In alcuni casi, per una questione di privacy o per il semplice fatto che non ci si è mai posto il problema, si può interagire con altri utenti nel completo anonimato e senza esser rintracciabili (es. telegram). Così, far circolare commenti pieni di astio o notizie con incitamento all’odio (magari su basi di eventi falsi) è molto più semplice, e visto che il bacino d’utenza è molto ampio, dato che adesso quasi tutto il mondo può interagire in modo simultaneo, molti pensieri trovano terreno fertile. Com’è comprensibile, non essendo tutti uguali, certe persone sono meno pericolose di altre. Mentre da un lato magari abbiamo il razzista che scende in piazza e picchia il mal capitato di turno, dall’altra abbiamo il commentatore folle, che lo applaude e lo incita a proseguire, tranquillo del fatto che tanto, non subirà alcuna ripercussione.
Appena sotto agli Iracondi, nel fiume Stige abbiamo anche gli Accidiosi, coloro che in vita hanno vissuto subendo ogni evento.
Tommaso d’Aquino, definisce questa condizione come «tristezza profonda, che deprime l’animo dell’uomo al punto che non desidera più fare niente».
Ci sono molti pensieri contrastanti in questo senso. Chi sono alla fine, i peccatori di questo girone e perché non è facile incasellarli?
“Secondo l’Organizzazione mondiale della sanità (WHO, in inglese World Health Organization ovvero WHO) la depressione colpisce 322 milioni di persone nel mondo e, quindi, è un’importante causa di disabilità planetaria, con un aumento del 18% di depressi stimato tra il 2005 e il 2015.” Quindi, dovremmo esser tutti dei peccatori?
Come per il sentimento dell’Ira, anche in questo caso Dante voleva far passare il messaggio che essere “accidiosi” è un peccato solo quando è una scelta.
Una persona che soffre di depressione, che si sminuisce perché non ha fiducia in sé stesso, è solo una persona problematica che andrebbe seguita e aiutata (un tempo, queste persone venivano rinchiuse per esser curate mentre oggi, spesso vengono lasciate in balia dei propri problemi e sminuiti, perché scambiati come semplici nullafacenti o bisognosi di attenzioni). Invece, avete presente il galoppino di prima, che non fa nulla per migliorare la sua situazione? Ecco, un Accidioso è colui che si “siede” e vive dentro di sé una rabbia muta e al di fuori, subisce passivamente.

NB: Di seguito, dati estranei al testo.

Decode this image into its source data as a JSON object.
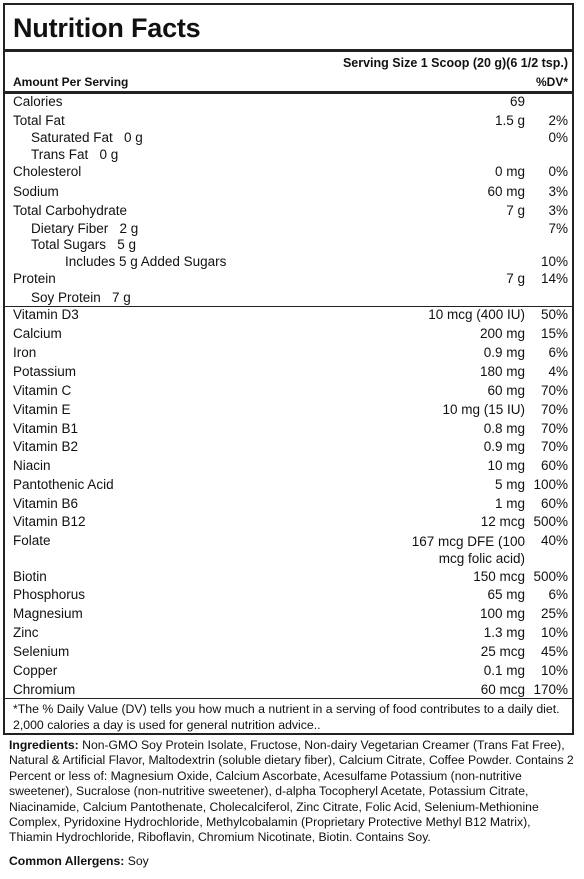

Qui troviamo le persone in gabbia, a cui è stata aperta la porta ma che sono così abituate alla loro condizione svantaggiosa che non escono, non abbandonano ciò che conoscono e che più comunamente parlando, passano da Vittime volontarie a Carnefici, facendo soffrire chiunque si avvicini.

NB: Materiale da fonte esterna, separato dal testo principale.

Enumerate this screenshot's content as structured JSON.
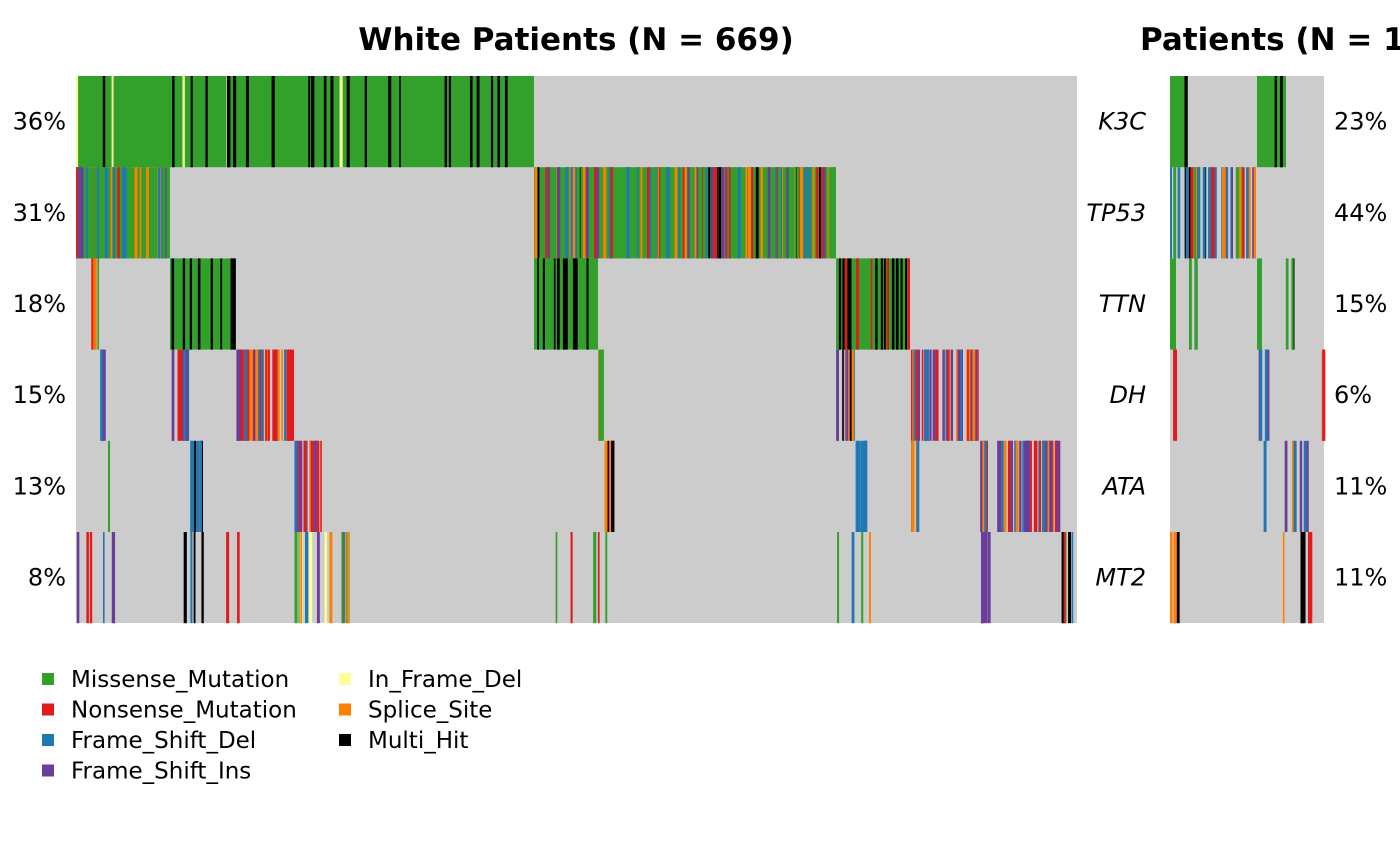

Rimanendo in parallelo con gli Iracondi, dato che Dante li mette in coppia e li pone uno sopra l’altro, gli Accidiosi sono gli utenti social che osservano tutto ma non agiscono, non prendono una posizione. Un po’ come il detto “Tengo famiglia” è infatti utilizzata, anche come “frase a effetto”, per indicare la giustificazione in base alla quale l’ethos di un individuo, di un’intera società, o di un suo sottoinsieme, è un alibi in grado di neutralizzare, giustificare o accettare alcuni comportamenti (azioni, ma anche omissioni) che sarebbero altrimenti moralmente disdicevoli, o ignobili, o perfino fortemente devianti. La frase considerata emblematica di una sorta di “vizio morale” che prospera in Italia (ma anche altrove) che comporta lo scendere a patti con la propria coscienza, l’indulgere al fatalismo della “compromissione” morale (e non di un altrimenti legittimo “compromesso”), in ossequio a “ipotetiche istanze superiori”.
Prendetevi quindi un momento per guardarvi dentro, fate un respiro profondo e datevi per una volta alla meditazione. Volete veramente passare l’eternità a viver male? Tra l’esser con il naso a fior di melma, litigando con il vostro vicino senza distanze di sicurezza o l’esser sul fondo, a sopportare sulle vostre spalle gente che non sta mai ferma? Vale la pena vivere adesso senza regole, con la quasi sicurezza che lo stato non farà nulla, per poi pentirvene dopo? Ricordiamoci che Dante, per un torto subito o che considerava tale, ha creato dei gironi per questi soggetti.
Dovremmo sperare di non vivere nella stessa epoca di una persona così, o almeno, di non incontrarlo mai per non correre il rischio di rimaner nella sua memoria. Ma si sa che la sfiga ci vede benissimo.